L’Europe n’est pas épargnée

Publié dans Éducation

Dans les hauteurs de Naples, sept heures du matin. Un enfant en survêtement délavé porte une lourde caisse de conserves à bout de bras. Il gagne 1 euro de l’heure, au maximum 50 euros en une semaine… Gennaro a 14 ans et comme lui, ce sont des milliers d’enfants qui dans la région napolitaine travaillent 10 heures par jour, 6 jours sur 7. Selon un recensement de la Mairie, entre 2005 et 2009, 54 000 jeunes auraient quitté le système scolaire.

Il y a dix ans, la Confédération Internationale des Syndicats Libres (aujourd’hui Confédération Syndicale Internationale) publiait un rapport sur les conditions de travail dans « l’Europe des Quinze ». Elle y notait que « l’exploitation économique des enfants constitue un problème grave dans l’Union Européenne. » Premiers pays pointés du doigt : le Royaume-Uni et ses 40% d’enfants exerçant un travail à temps partiel, le plus souvent de manière illégale et le Portugal, « où de nombreux enfants travaillent de 10 à 14 heures par jour dans les secteurs du tourisme, du textile, de la construction et de l’habillement. » Mais les pays méditerranéens (France, Espagne, Italie et Grèce) étaient également cités.

En France, outre la présence, comme dans le reste de l’Europe, de jeunes enfants roms non scolarisés, de nombreux abus ont été pointés du doigt par les acteurs sociaux, dont les associations.
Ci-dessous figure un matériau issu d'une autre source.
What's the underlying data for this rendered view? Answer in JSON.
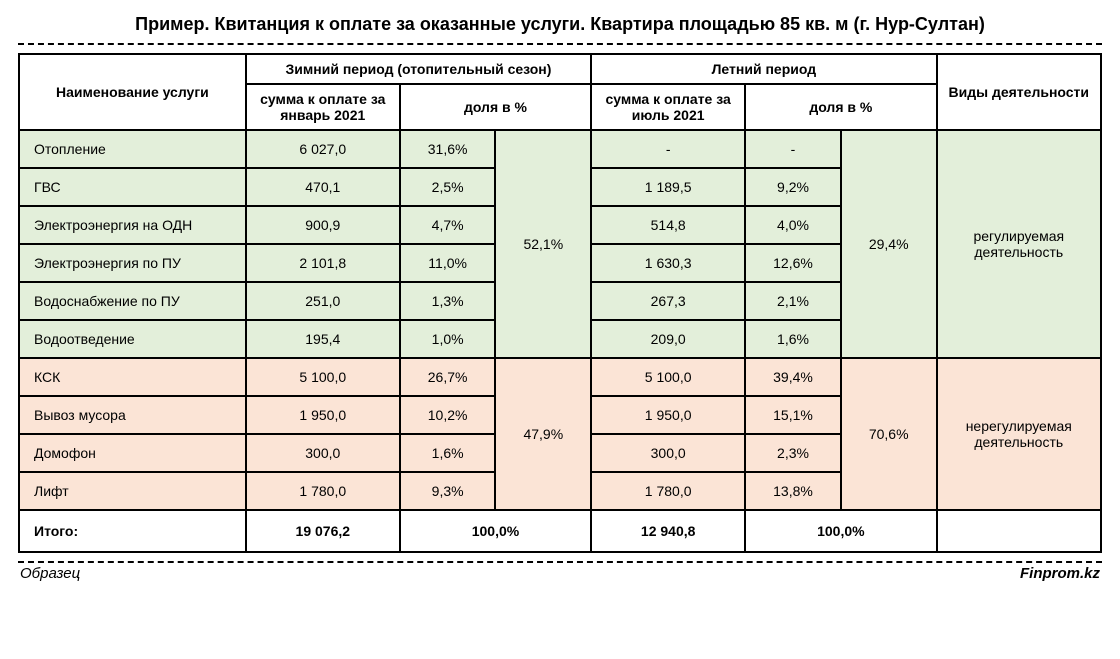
{
  "title": "Пример. Квитанция к оплате за оказанные услуги. Квартира площадью 85 кв. м (г. Нур-Султан)",
  "colors": {
    "group_regulated_bg": "#e3efda",
    "group_unregulated_bg": "#fbe4d6",
    "border": "#000000",
    "text": "#000000",
    "background": "#ffffff"
  },
  "header": {
    "service_name": "Наименование услуги",
    "winter_group": "Зимний период (отопительный сезон)",
    "summer_group": "Летний период",
    "activity_type": "Виды деятельности",
    "winter_amount": "сумма к оплате за январь 2021",
    "summer_amount": "сумма к оплате за июль 2021",
    "share_pct": "доля в %"
  },
  "groups": {
    "regulated": {
      "winter_group_pct": "52,1%",
      "summer_group_pct": "29,4%",
      "activity_label": "регулируемая деятельность"
    },
    "unregulated": {
      "winter_group_pct": "47,9%",
      "summer_group_pct": "70,6%",
      "activity_label": "нерегулируемая деятельность"
    }
  },
  "rows": [
    {
      "name": "Отопление",
      "w_sum": "6 027,0",
      "w_pct": "31,6%",
      "s_sum": "-",
      "s_pct": "-"
    },
    {
      "name": "ГВС",
      "w_sum": "470,1",
      "w_pct": "2,5%",
      "s_sum": "1 189,5",
      "s_pct": "9,2%"
    },
    {
      "name": "Электроэнергия на ОДН",
      "w_sum": "900,9",
      "w_pct": "4,7%",
      "s_sum": "514,8",
      "s_pct": "4,0%"
    },
    {
      "name": "Электроэнергия по ПУ",
      "w_sum": "2 101,8",
      "w_pct": "11,0%",
      "s_sum": "1 630,3",
      "s_pct": "12,6%"
    },
    {
      "name": "Водоснабжение по ПУ",
      "w_sum": "251,0",
      "w_pct": "1,3%",
      "s_sum": "267,3",
      "s_pct": "2,1%"
    },
    {
      "name": "Водоотведение",
      "w_sum": "195,4",
      "w_pct": "1,0%",
      "s_sum": "209,0",
      "s_pct": "1,6%"
    },
    {
      "name": "КСК",
      "w_sum": "5 100,0",
      "w_pct": "26,7%",
      "s_sum": "5 100,0",
      "s_pct": "39,4%"
    },
    {
      "name": "Вывоз мусора",
      "w_sum": "1 950,0",
      "w_pct": "10,2%",
      "s_sum": "1 950,0",
      "s_pct": "15,1%"
    },
    {
      "name": "Домофон",
      "w_sum": "300,0",
      "w_pct": "1,6%",
      "s_sum": "300,0",
      "s_pct": "2,3%"
    },
    {
      "name": "Лифт",
      "w_sum": "1 780,0",
      "w_pct": "9,3%",
      "s_sum": "1 780,0",
      "s_pct": "13,8%"
    }
  ],
  "total": {
    "label": "Итого:",
    "winter_sum": "19 076,2",
    "winter_pct": "100,0%",
    "summer_sum": "12 940,8",
    "summer_pct": "100,0%"
  },
  "footer": {
    "sample": "Образец",
    "source": "Finprom.kz"
  }
}
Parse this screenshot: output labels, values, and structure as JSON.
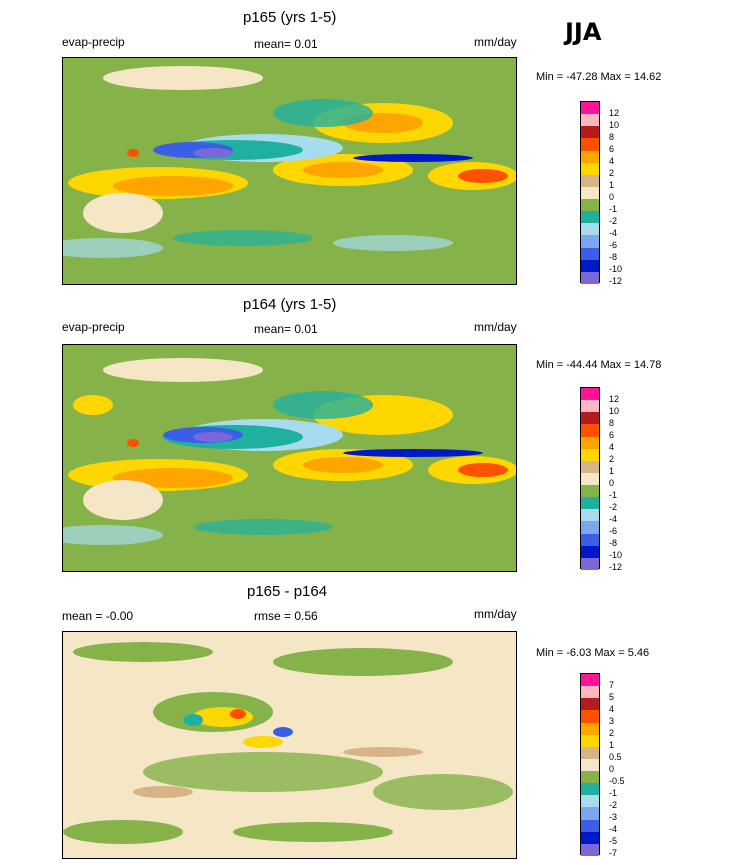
{
  "season": "JJA",
  "palette": [
    "#7b68d8",
    "#0018c8",
    "#3a5ee6",
    "#7ea6ee",
    "#a6dcee",
    "#20b0a0",
    "#86b24a",
    "#f5e6c6",
    "#d6b488",
    "#fed700",
    "#ffa500",
    "#ff5000",
    "#b31c1c",
    "#ffb6c1",
    "#ff1493"
  ],
  "panels": [
    {
      "title": "p165 (yrs 1-5)",
      "left_label": "evap-precip",
      "center_label": "mean=   0.01",
      "right_label": "mm/day",
      "minmax": "Min = -47.28 Max =  14.62",
      "legend_labels": [
        "12",
        "10",
        "8",
        "6",
        "4",
        "2",
        "1",
        "0",
        "-1",
        "-2",
        "-4",
        "-6",
        "-8",
        "-10",
        "-12"
      ]
    },
    {
      "title": "p164 (yrs 1-5)",
      "left_label": "evap-precip",
      "center_label": "mean=   0.01",
      "right_label": "mm/day",
      "minmax": "Min = -44.44 Max =  14.78",
      "legend_labels": [
        "12",
        "10",
        "8",
        "6",
        "4",
        "2",
        "1",
        "0",
        "-1",
        "-2",
        "-4",
        "-6",
        "-8",
        "-10",
        "-12"
      ]
    },
    {
      "title": "p165 - p164",
      "left_label": "mean =  -0.00",
      "center_label": "rmse =   0.56",
      "right_label": "mm/day",
      "minmax": "Min =  -6.03 Max =   5.46",
      "legend_labels": [
        "7",
        "5",
        "4",
        "3",
        "2",
        "1",
        "0.5",
        "0",
        "-0.5",
        "-1",
        "-2",
        "-3",
        "-4",
        "-5",
        "-7"
      ]
    }
  ],
  "chart_data": [
    {
      "type": "heatmap",
      "title": "p165 (yrs 1-5)",
      "variable": "evap-precip",
      "units": "mm/day",
      "mean": 0.01,
      "min": -47.28,
      "max": 14.62,
      "contour_levels": [
        -12,
        -10,
        -8,
        -6,
        -4,
        -2,
        -1,
        0,
        1,
        2,
        4,
        6,
        8,
        10,
        12
      ]
    },
    {
      "type": "heatmap",
      "title": "p164 (yrs 1-5)",
      "variable": "evap-precip",
      "units": "mm/day",
      "mean": 0.01,
      "min": -44.44,
      "max": 14.78,
      "contour_levels": [
        -12,
        -10,
        -8,
        -6,
        -4,
        -2,
        -1,
        0,
        1,
        2,
        4,
        6,
        8,
        10,
        12
      ]
    },
    {
      "type": "heatmap",
      "title": "p165 - p164",
      "units": "mm/day",
      "mean": -0.0,
      "rmse": 0.56,
      "min": -6.03,
      "max": 5.46,
      "contour_levels": [
        -7,
        -5,
        -4,
        -3,
        -2,
        -1,
        -0.5,
        0,
        0.5,
        1,
        2,
        3,
        4,
        5,
        7
      ]
    }
  ]
}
Parmi le demi-million d’apprentis que compte la France, beaucoup d’enfants sont exposés à des violations du droit du travail : non-paiement des salaires, promesses d’engagement non tenues, horaires excessifs, non-respect des dérogations à l’interdiction du travail de nuit des mineurs et des douze heures de repos consécutifs obligatoires, voire violences physiques et harcèlements sexuels.

Un marché du travail libéré, des enfants exploités

Aujourd’hui, la situation qui s’était améliorée du fait d’un durcissement des lois, notamment au Portugal, paraît à nouveau empirer, comme en atteste l’exemple napolitain. La faute en partie à une crise économique ayant poussé de plus en plus de personnes vers la pauvreté. Dans ces conditions, l’enfant devient une source de revenus non négligeable pour la famille. Par ailleurs, les gouvernements européens se sont résolus à développer des politiques d’austérité, réduisant parfois drastiquement les budgets liés à l’éducation ou aux aides sociales. Cela a impacté directement sur la scolarisation des plus pauvres en poussant les familles à faire le même choix que celui de la mère de Gennaro : n’envoyer qu’un enfant sur deux à l’école et faire travailler l’autre.